WAFI reported earnings per share of PKR 14.16 for 9MCY25 (9MCY24: 3.38). Furthermore, in 3QCY25, the company reported earnings per share of PKR 8.19 vs loss per share of PKR 2.78in 3QCY24. Year-to-date, the company has opened 28 new sites and plans to expand aggressively. It has also established a storage facility in KPK, providing capacity to support an additional 70–80 sites.
The company gained approximately 1% market share in the lubricant segment during 9MCY25, while motor fuel volumes grew by 8.5% YoY. Shell V-Power volumes surged by 155%, and inventory gains further boosted earnings in the recent quarter. Administrative costs declined significantly, primarily due to a reduction in group fees previously paid to Shell. Management highlighted that under Wafi Energy’s ownership, the company is empowered to pursue growth independently and make its own strategic decisions unlike under Shell, where expansion and capital expenditure were taken by the multinational.

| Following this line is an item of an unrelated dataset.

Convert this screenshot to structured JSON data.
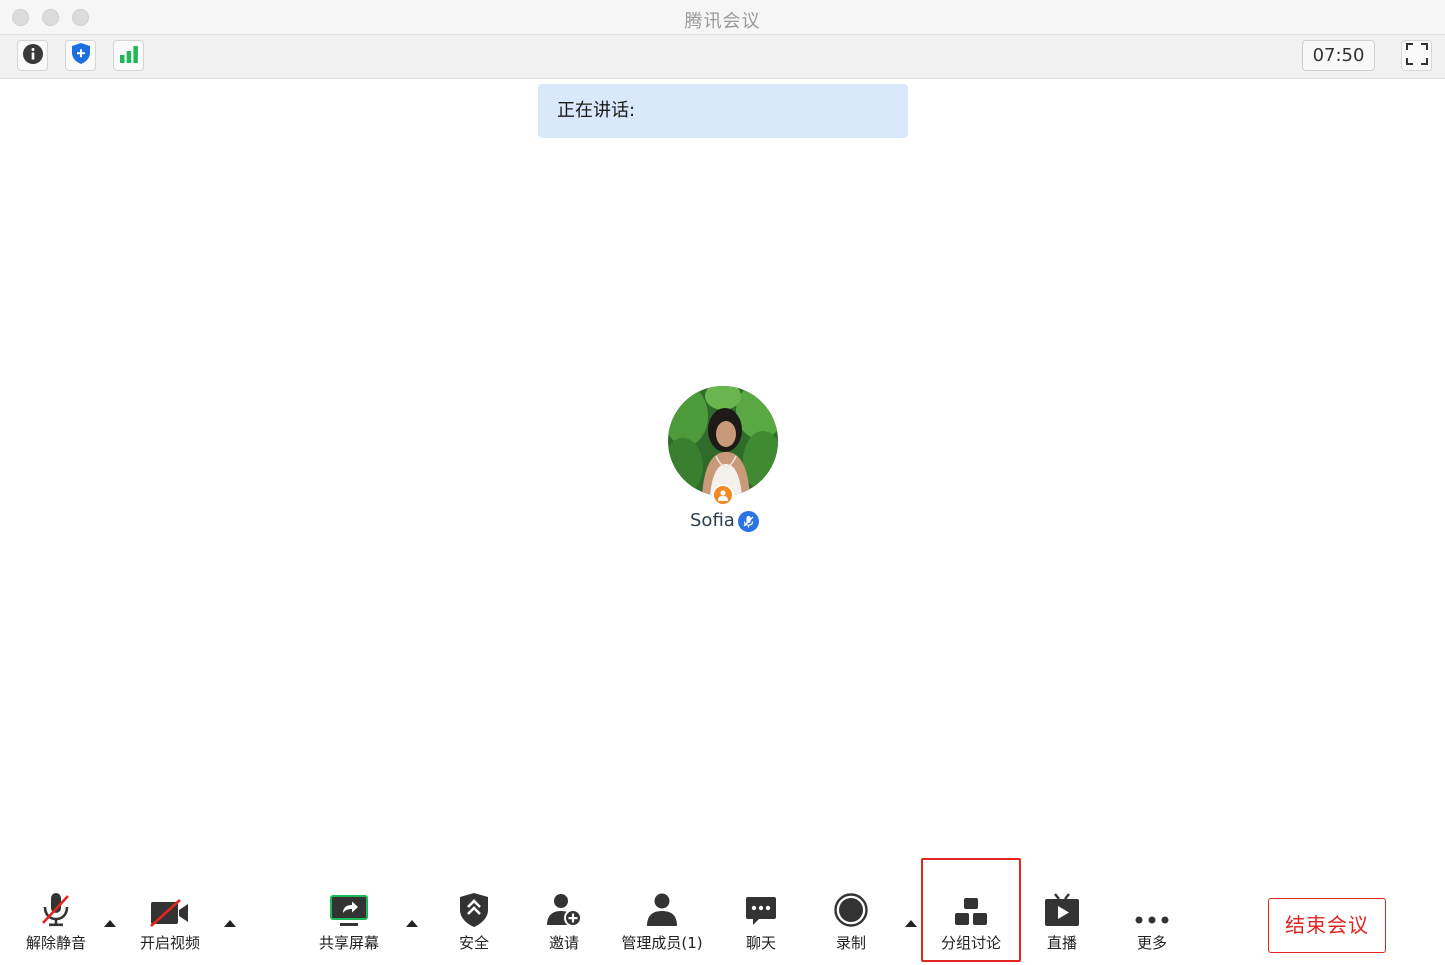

The retail network currently comprises roughly 40% dealer operated and 60% company-operated sites. Previously, Shell managed supply arrangements now, the company can independently procure base oils and fuel from the most competitive suppliers. Regarding product sourcing, the company does not import diesel directly, while motor gasoline is sourced approximately 60% through imports and 40% locally.
Although no official figures were shared for lubricant volumes, management estimates the company’s market share to be above 20%, based on internal studies. On royalty payments, management stated that these would fall under SBP regulations. Discussing the E-mobility transition, management noted that the shift will likely be gradual, with no major change in fuel demand expected over the next 10–15 years.